1-22 God’s Glory Leaves Jerusalem
Continuation of Ezekiel’s Vision of Jerusalem, begun in Chapter 8
- Again, Ezekiel sees cherubim, and above them a brilliance on a throne, who tells the man in linen to fill his hands with burning coals from among the cherubim and scatter them over the city.
- As the man goes to the cherubim, on the south side of the temple, the “brightness of the glory of the LORD” fills the house, and Ezekiel hears cherubim’s wings, “like the voice of God Almighty” (El Shaddai) when he speaks.
- The man in linen stands beside a wheel, and a cherub (with a hand that looks human) gives the man some of the fire, and the man leaves.
- Ezekiel’s description of the cherubim:
- Four wheels, like beryl
- The cherubim look like wheels within wheels, each with four faces: cherub, human, lion, and eagle.
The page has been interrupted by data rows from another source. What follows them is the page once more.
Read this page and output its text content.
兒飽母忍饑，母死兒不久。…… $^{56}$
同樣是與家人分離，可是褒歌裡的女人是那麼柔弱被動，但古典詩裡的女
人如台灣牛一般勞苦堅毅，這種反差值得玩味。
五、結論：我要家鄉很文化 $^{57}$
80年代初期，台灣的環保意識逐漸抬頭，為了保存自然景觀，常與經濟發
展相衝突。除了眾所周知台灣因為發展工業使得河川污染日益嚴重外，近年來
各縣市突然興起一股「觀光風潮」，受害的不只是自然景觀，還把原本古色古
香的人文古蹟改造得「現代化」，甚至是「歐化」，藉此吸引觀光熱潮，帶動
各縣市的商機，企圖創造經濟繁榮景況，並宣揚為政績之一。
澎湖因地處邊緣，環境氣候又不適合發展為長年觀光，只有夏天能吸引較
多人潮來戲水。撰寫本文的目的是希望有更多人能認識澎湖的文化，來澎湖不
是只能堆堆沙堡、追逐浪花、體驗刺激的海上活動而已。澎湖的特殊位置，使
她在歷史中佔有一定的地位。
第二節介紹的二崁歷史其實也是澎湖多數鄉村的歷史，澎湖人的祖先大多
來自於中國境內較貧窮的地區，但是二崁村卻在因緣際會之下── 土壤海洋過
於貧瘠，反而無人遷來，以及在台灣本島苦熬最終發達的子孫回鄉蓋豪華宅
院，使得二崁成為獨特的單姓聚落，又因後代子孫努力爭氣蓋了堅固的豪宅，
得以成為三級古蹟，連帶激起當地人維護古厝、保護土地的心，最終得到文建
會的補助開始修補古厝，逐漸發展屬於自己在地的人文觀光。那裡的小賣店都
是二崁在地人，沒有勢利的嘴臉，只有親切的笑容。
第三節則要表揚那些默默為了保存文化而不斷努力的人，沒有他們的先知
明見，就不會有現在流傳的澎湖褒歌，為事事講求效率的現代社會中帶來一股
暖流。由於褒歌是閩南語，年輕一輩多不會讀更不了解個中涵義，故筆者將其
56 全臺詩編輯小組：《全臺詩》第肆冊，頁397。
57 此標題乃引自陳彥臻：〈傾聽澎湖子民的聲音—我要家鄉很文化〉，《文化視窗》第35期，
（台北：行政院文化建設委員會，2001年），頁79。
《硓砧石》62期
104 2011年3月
- They all follow the front wheel in any direction, without veering.
- Their bodies are filled with eyes.
- Though slightly different in appearance, Ezekiel says these are the same cherubim he saw at the beginning (1:4-14)
- The glory of the LORD lifts up above the cherubim, they rise up from the earth, and leave, stopping first at the east gate of the temple.
- “These were the living creatures I saw…by the river Chebar.” What Ezekiel saw as the face of an ox before he now describes as a cherub, and it’s in a different position. He says they are the same faces he saw (v. 22), so either Ezekiel’s perception is different – or he decides to describe it differently, which is the opinion of John Gill.